How to Pass-through PCIe NICs with Proxmox VE on Intel and AMD

8
Proxmox VE Web GUI Pick NIC To Pass Through
Proxmox VE Web GUI Pick NIC To Pass Through

A quick one today is the super-simple tutorial for getting NICs passed through to virtual machines on Promxox VE. Passing-through NICs avoid the hypervisor overhead and also can help with compatibility issues using virtual NICs and some firewall appliances like pfSense and OPNsense. The downside is that unless the NICs support SR-IOV, they most likely will not be shared devices in this configuration.

Step 1: BIOS Setup

The first thing one needs to do is to turn on the IOMMU feature on your system. For this, the CPU and the platform need to support the feature. These days, most platforms will support IOMMU, but some older platforms do not. On Intel platforms, this is called “VT-d”. That stands for Intel Virtualization Technology for Directed I/O (VT-d.)
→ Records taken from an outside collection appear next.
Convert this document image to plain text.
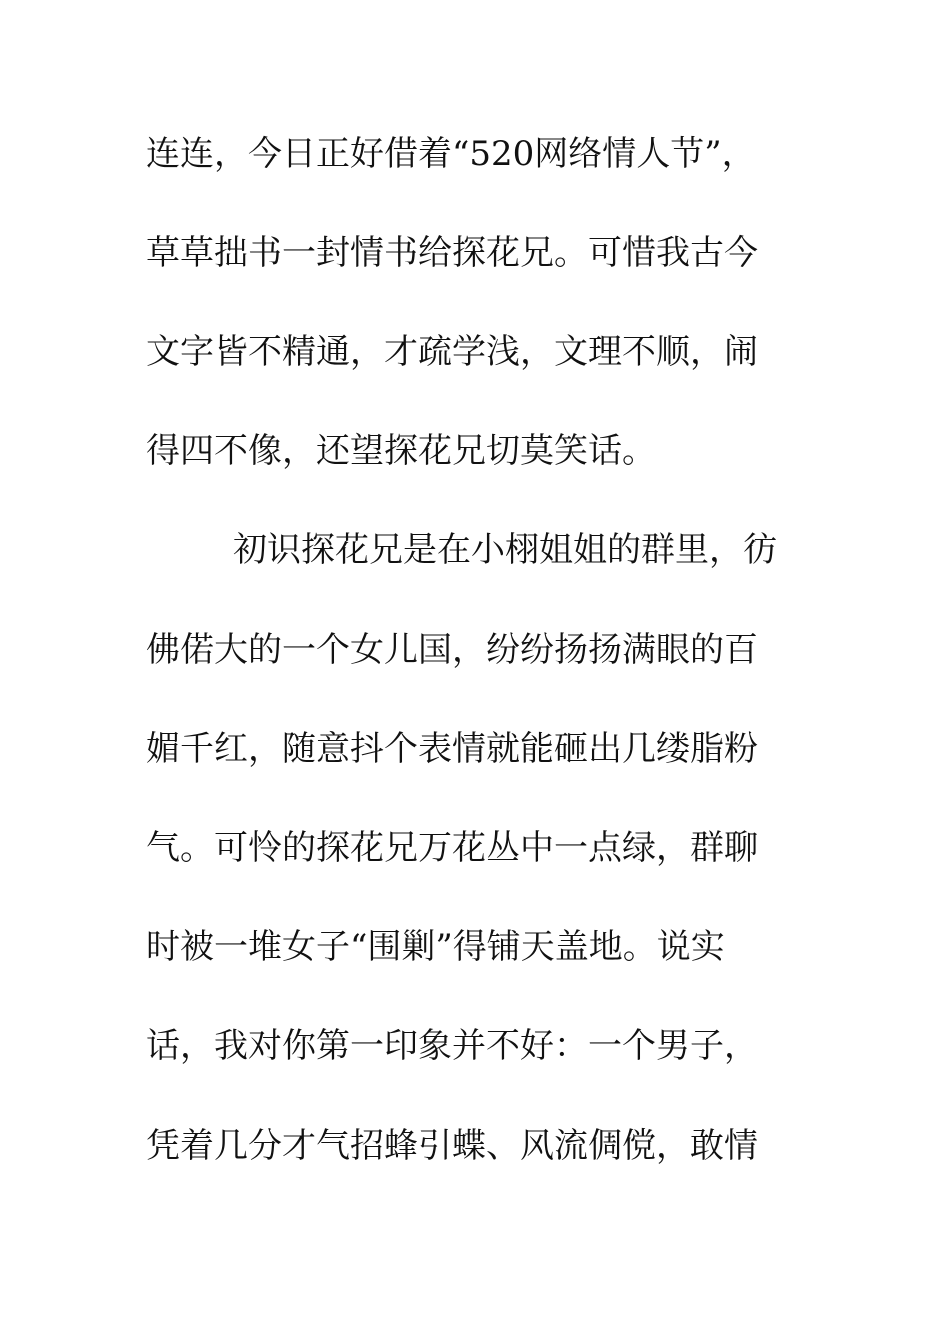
连连，今日正好借着“520网络情人节”，
草草拙书一封情书给探花兄。可惜我古今
文字皆不精通，才疏学浅，文理不顺，闹
得四不像，还望探花兄切莫笑话。
初识探花兄是在小栩姐姐的群里，彷
佛偌大的一个女儿国，纷纷扬扬满眼的百
媚千红，随意抖个表情就能砸出几缕脂粉
气。可怜的探花兄万花丛中一点绿，群聊
时被一堆女子“围剿”得铺天盖地。说实
话，我对你第一印象并不好：一个男子，
凭着几分才气招蜂引蝶、风流倜傥，敢情
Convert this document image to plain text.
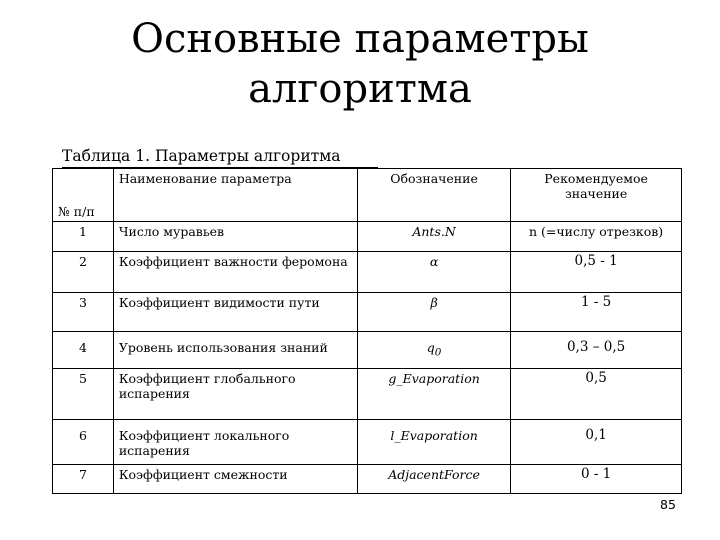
Основные параметры
алгоритма
Таблица 1. Параметры алгоритма
№ п/п	Наименование параметра	Обозначение	Рекомендуемое значение
1	Число муравьев	Ants.N	n (=числу отрезков)
2	Коэффициент важности феромона	α	0,5 - 1
3	Коэффициент видимости пути	β	1 - 5
4	Уровень использования знаний	$q_0$	0,3 – 0,5
5	Коэффициент глобального испарения	g_Evaporation	0,5
6	Коэффициент локального испарения	l_Evaporation	0,1
7	Коэффициент смежности	AdjacentForce	0 - 1
85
Enable Intel VT D To Get IOMMU Working
Enable Intel VT D To Get IOMMU Working

On AMD platforms you will likely see AMD-Vi as the option. Sometimes in different system firmware, you will see IOMMU. These are the options you want to enable.

Of course, since this is Proxmox VE, you will want to ensure your basic virtualization is on as well while you are in the BIOS. Also, since it is going to likely be a main focus for people using this guide, if you are making a firewall/ router on the machine, we usually suggest setting the On AC Power setting to “Always on” or “Last state” so that in the event of a power failure, your network comes up immediately.

Next, we need to determine if we are using GRUB or systemd as the bootloader.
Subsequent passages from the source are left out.